In this query, the left join is acting as an inner join; I'm not getting any padding if the user has not got a result for the workout. This query should always return six rows, regardless of how many results exist.

Example data:

results
user_id | workout_id | score 
-----------------------------
      1 |          1 |     10
      1 |          3 |     10
      1 |          3 |     15
      2 |          1 |      5

Desired result:

results.user_id | results.workout_id | max(results.score) | workouts.name
-------------------------------------------------------------------------
              1 |                  1 |                 10 | Squat
              1 |                  2 |               null | Bench
              1 |                  3 |                 15 | Deadlift
              2 |                  1 |                  5 | Squat
              2 |                  2 |               null | Bench
              2 |                  3 |               null | Deadlift

Upvotes: 5

Views: 15950

Answers (3)

Erwin Brandstetter
Erwin Brandstetter

Reputation: 656291

SELECT DISTINCT ON (1, 2)
       u.user_id
     , w.id AS workout_id
     , r.score
     , w.name AS workout_name
FROM   workouts w
CROSS  JOIN (VALUES (1), (2)) u(user_id)
LEFT   JOIN  results r ON r.workout_id = w.id
                      AND r.user_id = u.user_id
WHERE  w.id IN (1, 2, 3)
ORDER  BY 1, 2, r.score DESC NULLS LAST;

Step by step explanation

  1. Form a complete Cartesian product of given workouts and users.
    Assuming the given workouts always exist.
    Assuming that not all given users have results for all given workouts.
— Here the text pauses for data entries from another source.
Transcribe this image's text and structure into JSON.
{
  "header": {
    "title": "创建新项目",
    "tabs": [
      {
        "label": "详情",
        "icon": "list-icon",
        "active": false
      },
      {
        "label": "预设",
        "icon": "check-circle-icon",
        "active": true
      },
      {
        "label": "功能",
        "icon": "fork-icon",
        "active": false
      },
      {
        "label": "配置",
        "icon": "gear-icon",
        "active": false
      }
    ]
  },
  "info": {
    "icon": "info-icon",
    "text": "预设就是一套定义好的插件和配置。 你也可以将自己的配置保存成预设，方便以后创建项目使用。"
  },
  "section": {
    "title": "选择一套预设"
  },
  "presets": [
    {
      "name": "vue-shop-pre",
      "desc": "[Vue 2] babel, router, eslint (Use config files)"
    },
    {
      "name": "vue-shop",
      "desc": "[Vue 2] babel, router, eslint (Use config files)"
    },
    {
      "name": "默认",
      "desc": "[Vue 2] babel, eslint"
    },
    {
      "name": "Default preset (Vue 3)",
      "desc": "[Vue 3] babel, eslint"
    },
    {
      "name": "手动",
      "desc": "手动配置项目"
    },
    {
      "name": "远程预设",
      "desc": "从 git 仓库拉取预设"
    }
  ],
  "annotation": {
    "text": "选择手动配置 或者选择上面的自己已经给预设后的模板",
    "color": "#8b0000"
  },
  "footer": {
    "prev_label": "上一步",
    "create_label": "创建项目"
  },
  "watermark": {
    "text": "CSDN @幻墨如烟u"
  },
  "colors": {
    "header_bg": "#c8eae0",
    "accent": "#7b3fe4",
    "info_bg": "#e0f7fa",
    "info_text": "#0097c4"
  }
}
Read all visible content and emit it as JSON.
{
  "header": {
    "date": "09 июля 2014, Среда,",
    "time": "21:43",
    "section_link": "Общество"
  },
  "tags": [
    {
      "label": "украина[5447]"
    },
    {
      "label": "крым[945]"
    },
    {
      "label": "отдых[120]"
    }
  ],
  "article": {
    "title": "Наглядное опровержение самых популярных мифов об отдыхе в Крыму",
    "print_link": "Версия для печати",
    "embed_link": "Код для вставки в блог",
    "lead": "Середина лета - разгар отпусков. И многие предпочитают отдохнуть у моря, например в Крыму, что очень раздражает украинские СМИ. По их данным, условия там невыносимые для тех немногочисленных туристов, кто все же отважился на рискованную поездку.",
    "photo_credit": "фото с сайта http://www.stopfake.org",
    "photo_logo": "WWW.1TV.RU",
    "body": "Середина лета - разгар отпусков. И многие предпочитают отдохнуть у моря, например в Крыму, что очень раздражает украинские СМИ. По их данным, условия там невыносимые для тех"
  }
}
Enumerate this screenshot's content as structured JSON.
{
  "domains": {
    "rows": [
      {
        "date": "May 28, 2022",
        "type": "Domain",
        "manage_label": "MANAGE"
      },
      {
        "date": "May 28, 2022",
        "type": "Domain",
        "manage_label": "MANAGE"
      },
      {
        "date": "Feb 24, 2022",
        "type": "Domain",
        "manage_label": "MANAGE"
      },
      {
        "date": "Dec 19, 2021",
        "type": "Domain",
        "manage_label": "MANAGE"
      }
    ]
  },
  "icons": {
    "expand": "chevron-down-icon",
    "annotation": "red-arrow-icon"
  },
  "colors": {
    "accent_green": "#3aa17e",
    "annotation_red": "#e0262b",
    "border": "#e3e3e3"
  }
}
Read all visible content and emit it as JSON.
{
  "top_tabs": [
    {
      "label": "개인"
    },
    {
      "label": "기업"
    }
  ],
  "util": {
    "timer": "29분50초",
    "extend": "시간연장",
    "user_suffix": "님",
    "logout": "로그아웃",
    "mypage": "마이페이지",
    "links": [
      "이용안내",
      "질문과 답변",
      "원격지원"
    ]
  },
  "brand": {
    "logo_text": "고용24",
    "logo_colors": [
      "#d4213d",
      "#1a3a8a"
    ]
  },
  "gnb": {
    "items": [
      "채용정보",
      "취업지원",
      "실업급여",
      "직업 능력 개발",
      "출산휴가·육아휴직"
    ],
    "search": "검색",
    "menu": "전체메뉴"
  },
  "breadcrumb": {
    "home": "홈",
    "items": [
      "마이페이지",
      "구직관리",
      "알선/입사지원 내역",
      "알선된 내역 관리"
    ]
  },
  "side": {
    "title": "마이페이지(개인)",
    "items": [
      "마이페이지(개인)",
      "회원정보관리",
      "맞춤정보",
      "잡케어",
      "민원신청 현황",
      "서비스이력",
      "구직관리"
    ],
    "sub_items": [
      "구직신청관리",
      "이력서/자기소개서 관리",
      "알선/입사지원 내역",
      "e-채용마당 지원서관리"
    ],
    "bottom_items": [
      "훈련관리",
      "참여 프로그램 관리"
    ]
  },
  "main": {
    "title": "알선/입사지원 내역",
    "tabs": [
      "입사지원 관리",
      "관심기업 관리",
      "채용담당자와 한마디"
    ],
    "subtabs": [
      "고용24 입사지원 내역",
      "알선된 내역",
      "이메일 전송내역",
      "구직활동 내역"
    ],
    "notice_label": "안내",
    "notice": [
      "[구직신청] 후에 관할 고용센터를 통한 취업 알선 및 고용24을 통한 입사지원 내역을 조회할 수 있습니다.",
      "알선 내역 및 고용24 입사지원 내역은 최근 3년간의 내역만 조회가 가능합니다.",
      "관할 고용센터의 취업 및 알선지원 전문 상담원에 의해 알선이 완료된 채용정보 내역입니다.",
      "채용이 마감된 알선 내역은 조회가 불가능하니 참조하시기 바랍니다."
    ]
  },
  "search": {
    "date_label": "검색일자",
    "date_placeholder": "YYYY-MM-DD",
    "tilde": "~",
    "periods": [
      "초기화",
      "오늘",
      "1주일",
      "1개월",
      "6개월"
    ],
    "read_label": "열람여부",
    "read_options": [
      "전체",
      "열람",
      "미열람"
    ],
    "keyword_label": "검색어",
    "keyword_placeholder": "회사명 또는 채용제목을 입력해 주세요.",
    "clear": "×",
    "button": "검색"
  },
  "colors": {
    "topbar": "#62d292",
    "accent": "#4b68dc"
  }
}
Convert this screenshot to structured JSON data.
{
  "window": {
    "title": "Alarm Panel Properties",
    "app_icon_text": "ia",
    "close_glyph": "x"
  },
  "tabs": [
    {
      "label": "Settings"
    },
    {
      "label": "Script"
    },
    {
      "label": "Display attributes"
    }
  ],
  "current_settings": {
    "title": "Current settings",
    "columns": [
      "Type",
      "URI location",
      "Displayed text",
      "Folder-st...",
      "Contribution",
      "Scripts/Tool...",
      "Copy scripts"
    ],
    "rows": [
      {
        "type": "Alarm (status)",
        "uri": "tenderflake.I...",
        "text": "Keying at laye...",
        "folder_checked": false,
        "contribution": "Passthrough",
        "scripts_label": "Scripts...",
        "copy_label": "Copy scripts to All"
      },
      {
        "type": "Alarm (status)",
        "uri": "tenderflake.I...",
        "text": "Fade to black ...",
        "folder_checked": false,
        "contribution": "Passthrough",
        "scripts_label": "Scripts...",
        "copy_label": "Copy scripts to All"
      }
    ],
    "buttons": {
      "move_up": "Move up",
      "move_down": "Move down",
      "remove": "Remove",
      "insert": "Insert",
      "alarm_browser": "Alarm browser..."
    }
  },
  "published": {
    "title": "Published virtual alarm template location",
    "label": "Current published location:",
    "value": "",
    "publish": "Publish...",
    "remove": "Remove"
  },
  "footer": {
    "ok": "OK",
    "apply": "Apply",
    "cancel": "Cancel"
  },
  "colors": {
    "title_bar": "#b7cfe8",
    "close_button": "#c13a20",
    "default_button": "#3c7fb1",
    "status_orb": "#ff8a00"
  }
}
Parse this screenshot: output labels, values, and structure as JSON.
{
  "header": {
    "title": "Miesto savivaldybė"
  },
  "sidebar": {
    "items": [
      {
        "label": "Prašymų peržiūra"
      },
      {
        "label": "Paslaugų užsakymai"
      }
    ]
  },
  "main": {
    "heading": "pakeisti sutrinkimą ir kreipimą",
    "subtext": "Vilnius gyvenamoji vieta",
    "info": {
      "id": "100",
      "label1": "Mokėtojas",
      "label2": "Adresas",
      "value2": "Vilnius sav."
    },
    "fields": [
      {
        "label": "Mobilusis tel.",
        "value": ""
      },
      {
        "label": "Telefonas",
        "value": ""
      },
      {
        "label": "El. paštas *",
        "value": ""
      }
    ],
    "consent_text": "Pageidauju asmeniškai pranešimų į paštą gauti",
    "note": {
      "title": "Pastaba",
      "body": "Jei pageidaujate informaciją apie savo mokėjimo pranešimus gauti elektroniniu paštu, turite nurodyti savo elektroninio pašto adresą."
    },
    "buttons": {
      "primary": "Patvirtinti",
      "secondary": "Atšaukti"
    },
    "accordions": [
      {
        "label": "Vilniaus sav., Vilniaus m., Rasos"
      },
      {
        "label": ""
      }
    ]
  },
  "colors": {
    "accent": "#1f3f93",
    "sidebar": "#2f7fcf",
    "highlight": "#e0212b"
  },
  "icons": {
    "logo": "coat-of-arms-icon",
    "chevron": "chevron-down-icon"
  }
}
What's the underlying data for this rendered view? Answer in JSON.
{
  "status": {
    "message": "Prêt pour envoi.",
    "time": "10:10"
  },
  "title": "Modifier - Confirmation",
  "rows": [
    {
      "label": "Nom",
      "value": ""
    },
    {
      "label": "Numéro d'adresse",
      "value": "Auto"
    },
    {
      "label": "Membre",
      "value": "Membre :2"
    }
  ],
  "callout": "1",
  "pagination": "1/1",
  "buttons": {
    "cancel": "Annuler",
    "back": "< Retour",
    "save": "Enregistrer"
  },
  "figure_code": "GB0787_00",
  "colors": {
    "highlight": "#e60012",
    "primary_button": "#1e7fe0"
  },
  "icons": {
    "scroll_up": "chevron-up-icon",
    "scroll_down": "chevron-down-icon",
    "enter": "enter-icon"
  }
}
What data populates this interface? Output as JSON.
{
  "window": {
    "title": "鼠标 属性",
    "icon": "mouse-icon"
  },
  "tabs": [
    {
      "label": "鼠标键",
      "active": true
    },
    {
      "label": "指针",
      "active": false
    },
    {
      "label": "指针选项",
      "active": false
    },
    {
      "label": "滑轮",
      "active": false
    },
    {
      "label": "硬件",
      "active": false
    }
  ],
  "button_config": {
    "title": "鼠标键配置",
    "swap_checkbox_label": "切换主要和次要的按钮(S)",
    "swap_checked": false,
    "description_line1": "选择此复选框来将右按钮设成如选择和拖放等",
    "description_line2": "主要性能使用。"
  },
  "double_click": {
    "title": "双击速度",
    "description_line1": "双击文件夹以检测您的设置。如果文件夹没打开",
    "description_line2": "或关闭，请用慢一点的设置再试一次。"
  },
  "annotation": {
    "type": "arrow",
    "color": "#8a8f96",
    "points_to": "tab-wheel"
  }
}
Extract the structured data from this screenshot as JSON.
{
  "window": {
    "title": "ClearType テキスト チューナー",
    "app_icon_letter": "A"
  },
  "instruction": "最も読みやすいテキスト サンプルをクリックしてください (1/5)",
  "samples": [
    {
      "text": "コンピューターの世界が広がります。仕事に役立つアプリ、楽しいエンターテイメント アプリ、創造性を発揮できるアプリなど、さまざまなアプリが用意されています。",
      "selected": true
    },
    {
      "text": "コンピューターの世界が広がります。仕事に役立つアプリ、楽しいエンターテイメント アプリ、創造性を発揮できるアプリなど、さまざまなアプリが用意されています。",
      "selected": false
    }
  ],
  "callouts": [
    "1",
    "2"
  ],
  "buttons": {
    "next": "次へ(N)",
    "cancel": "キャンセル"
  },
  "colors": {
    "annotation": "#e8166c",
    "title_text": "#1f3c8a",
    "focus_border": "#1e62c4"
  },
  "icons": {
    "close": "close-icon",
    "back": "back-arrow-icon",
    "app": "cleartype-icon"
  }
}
  2. LEFT JOIN to results. All conditions go into the ON clause of the LEFT JOIN, not into the WHERE clause, which would exclude (workout_id, user_id) combinations that have no result. See:

  3. Finally pick the best result per (user_id, workout_id) with DISTINCT ON. While being at it, produce the desired sort order. See:

Depending on the size of tables and data distribution there may be faster solutions. See:

Simple version

If all you want is the maximum score for each (user_id, workout_id) combination, there is simple version:

SELECT user_id, workout_id, max(r.score) AS score
FROM        unnest('{1,2}'::int[])   u(user_id)
CROSS  JOIN unnest('{1,2,3}'::int[]) w(workout_id)
LEFT   JOIN results r USING (user_id, workout_id)
GROUP  BY 1, 2
ORDER  BY 1, 2;

db<>fiddle here
Old sqlfiddle.

Upvotes: 2

Gordon Linoff
Gordon Linoff

Reputation: 1269483

How about using distinct on or row_number()?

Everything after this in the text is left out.